How long will the latest inversions last? The National Weather Service put it this way: "Strong and persistent valley inversions across the forecast area through the foreseeable future."
"Red" air quality alerts bring with them warnings for the elderly, young children and those with compromised heart and lung health to avoid extended outdoor activity. Motorists are urged to park their cars in favor of mass transit, or work from home if possible, and wood-burning stove use is discouraged, and in some cases banned.

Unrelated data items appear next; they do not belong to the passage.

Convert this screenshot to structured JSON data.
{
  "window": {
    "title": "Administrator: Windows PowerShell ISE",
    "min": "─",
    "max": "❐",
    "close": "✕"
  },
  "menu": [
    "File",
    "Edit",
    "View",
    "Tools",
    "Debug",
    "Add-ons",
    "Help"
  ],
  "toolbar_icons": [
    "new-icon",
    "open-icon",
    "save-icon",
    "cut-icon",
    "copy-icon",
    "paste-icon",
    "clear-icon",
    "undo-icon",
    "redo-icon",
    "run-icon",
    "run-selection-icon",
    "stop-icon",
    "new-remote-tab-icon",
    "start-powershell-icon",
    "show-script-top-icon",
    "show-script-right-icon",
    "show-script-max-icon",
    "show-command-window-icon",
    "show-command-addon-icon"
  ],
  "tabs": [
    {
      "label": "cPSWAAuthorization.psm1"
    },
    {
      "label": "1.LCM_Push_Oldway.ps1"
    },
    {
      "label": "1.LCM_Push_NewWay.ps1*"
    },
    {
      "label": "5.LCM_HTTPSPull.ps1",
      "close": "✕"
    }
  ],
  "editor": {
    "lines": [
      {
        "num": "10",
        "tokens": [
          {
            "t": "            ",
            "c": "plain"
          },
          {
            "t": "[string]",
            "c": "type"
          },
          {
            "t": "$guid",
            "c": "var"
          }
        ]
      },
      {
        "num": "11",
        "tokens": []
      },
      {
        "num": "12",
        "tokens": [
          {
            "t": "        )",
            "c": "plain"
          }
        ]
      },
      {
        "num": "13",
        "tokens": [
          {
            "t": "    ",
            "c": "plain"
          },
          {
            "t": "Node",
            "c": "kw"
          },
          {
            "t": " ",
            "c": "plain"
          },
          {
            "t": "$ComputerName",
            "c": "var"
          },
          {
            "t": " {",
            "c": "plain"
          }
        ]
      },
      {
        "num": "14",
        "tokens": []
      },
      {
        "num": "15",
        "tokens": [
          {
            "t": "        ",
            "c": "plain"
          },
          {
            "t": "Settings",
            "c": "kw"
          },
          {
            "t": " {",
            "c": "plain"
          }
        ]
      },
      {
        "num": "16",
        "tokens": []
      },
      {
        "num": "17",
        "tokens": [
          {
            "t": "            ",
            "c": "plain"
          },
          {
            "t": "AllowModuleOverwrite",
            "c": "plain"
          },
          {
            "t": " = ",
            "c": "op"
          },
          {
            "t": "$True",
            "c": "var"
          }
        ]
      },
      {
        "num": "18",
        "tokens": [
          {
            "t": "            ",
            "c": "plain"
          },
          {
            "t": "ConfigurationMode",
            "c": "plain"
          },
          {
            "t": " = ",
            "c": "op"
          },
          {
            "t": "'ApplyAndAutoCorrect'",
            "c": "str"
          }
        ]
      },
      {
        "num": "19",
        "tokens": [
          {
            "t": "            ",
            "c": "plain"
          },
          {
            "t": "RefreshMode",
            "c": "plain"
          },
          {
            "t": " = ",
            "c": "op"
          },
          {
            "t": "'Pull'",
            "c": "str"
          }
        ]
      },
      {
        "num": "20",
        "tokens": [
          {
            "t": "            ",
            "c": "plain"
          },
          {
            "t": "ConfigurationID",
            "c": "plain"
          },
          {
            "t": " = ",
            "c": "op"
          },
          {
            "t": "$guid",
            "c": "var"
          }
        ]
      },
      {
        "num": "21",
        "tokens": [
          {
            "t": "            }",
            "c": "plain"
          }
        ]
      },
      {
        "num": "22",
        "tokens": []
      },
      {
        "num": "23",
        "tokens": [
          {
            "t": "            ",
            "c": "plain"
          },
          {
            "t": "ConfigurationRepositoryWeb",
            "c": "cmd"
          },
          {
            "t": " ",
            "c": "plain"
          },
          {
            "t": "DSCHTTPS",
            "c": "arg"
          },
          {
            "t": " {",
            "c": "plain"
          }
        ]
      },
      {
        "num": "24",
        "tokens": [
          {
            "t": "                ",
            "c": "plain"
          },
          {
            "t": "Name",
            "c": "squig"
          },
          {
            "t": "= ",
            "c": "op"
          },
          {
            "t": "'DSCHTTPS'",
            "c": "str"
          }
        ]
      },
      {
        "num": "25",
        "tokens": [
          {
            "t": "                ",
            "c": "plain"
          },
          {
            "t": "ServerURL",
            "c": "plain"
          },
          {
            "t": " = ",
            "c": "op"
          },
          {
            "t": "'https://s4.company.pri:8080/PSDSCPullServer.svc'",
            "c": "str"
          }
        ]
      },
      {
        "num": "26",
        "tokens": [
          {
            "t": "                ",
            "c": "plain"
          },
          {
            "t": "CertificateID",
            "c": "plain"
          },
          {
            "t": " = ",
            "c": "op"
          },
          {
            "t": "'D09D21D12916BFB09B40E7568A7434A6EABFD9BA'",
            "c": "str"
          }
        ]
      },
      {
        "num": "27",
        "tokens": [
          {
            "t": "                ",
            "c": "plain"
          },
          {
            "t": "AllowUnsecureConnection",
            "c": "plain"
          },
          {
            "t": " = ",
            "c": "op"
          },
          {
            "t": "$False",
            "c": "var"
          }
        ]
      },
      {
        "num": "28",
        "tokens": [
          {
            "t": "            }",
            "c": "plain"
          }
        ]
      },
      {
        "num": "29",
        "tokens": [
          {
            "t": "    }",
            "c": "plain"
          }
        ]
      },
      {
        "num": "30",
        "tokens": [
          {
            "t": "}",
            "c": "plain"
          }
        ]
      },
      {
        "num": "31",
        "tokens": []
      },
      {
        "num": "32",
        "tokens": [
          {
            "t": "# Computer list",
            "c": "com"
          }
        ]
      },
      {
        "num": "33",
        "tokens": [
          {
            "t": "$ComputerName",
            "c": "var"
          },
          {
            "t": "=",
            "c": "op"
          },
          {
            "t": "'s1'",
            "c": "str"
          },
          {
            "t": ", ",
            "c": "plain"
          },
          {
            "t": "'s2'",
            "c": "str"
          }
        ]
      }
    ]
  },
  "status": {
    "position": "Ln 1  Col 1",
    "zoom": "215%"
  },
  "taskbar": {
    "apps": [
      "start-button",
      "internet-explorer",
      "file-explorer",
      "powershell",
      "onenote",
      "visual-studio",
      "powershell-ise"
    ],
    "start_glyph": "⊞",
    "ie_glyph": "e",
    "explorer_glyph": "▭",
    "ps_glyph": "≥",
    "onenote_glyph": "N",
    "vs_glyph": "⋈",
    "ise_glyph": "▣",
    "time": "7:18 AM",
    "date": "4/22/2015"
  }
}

Salt Lake City's temperature forecast looked like this: Tuesday an 18-degree high, followed by an overnight low of 9, and a daytime reading Wednesday of 19 degrees; Ogden followed with 14, 7 and 18 degrees, respectively; Provo 16, 5 and 20; Logan 12, 1 and 12; Wendover 15, 5 and 13; Duchesne 6, -12 and 13; Cedar City 16, -2 and 27; St. George 38, 19 and 44; and Moab 9, -5 and 15 degrees.
The Utah Avalanche Center rated Ogden and Provo area mountains at "considerable" risk for dangerous backcountry snow slides to begin Tuesday, but later changed the risk rating for all of the state's mountains to "moderate" going into Wednesday.